Saturday, 17 October 2009

summary of studies

economics:the study of how to allocate scarcities in the most affective way.
factors of production:1)land 2)labour 3)capital 4)interprise
want are things that we'd like to have without considering if their factors of production are available or not.
the difference between wants and needs is that we can go whithout wants but about needs its almost impossible.
we need natural resources to asnswer our needs, however natural resources are finite,so our require to the economics and study of how to deal with scarcities appears.
economic provides different ways to allocating scarce resources which is known by choices.
nevertheless making choices require things to be sacrificed for the others,economics can also help us to show how efficient choices are and help us with finding the (next)best alternative ,wich is called opportunity cost.
there are lots of contiries around the world which possess rich natural resources to product certain goods.one of the best ways for these conteries to improve their econom is to cocentrate a big region or their whole economy on that narrow range of the goods and services,this is called specialisation.
one of the other approaches to improve economy is division of labour.it means to break down productions into a series of seperate processes.this method can be used to increase output per employee or productivity which is much more greater than when each worker has tasked with producing the whole finished product.
developed economies are economies with a high level of income per head.eveloping economies are economies with relatively less level of income per head.

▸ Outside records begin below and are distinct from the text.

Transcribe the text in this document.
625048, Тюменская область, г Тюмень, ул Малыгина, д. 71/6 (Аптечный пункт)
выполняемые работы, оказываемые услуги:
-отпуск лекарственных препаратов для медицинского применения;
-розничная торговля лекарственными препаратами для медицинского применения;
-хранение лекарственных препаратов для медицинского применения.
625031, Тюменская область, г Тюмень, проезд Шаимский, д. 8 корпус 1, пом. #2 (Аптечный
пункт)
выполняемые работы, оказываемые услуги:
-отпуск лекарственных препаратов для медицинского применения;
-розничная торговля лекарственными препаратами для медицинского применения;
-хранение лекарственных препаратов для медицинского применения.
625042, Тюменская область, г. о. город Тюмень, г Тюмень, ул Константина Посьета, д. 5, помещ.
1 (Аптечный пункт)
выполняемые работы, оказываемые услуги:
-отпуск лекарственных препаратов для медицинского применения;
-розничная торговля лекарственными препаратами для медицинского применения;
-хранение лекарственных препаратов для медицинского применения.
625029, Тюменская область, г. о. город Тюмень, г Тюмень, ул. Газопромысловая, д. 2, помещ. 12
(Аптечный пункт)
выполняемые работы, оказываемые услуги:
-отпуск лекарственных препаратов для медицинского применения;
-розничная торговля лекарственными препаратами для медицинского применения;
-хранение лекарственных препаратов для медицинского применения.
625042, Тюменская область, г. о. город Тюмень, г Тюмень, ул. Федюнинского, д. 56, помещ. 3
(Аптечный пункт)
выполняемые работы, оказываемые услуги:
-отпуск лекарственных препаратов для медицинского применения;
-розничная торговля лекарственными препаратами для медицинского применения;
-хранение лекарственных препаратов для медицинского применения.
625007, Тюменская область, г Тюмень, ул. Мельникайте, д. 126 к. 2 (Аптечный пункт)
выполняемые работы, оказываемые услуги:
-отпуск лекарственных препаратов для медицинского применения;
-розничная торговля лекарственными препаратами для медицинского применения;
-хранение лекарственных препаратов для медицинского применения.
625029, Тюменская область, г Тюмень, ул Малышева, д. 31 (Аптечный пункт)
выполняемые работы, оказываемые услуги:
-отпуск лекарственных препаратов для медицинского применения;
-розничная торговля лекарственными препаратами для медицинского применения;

productive possibility curves are curves that can tell us whether we should produce less goods for the reason of producing more of another good or not.
it can also show us that the quantity of one product has became more capable,so manufactors have the chance to produce more amount of the good in term of suficating the others.
economic growth takes palce where the productive potential of economic changes.
productive potential is the maximum output that an economy is capable of producing.
shifting right(outwards)and left in the productive possibility curve can responsively show increase and decrease in the potential of the economy.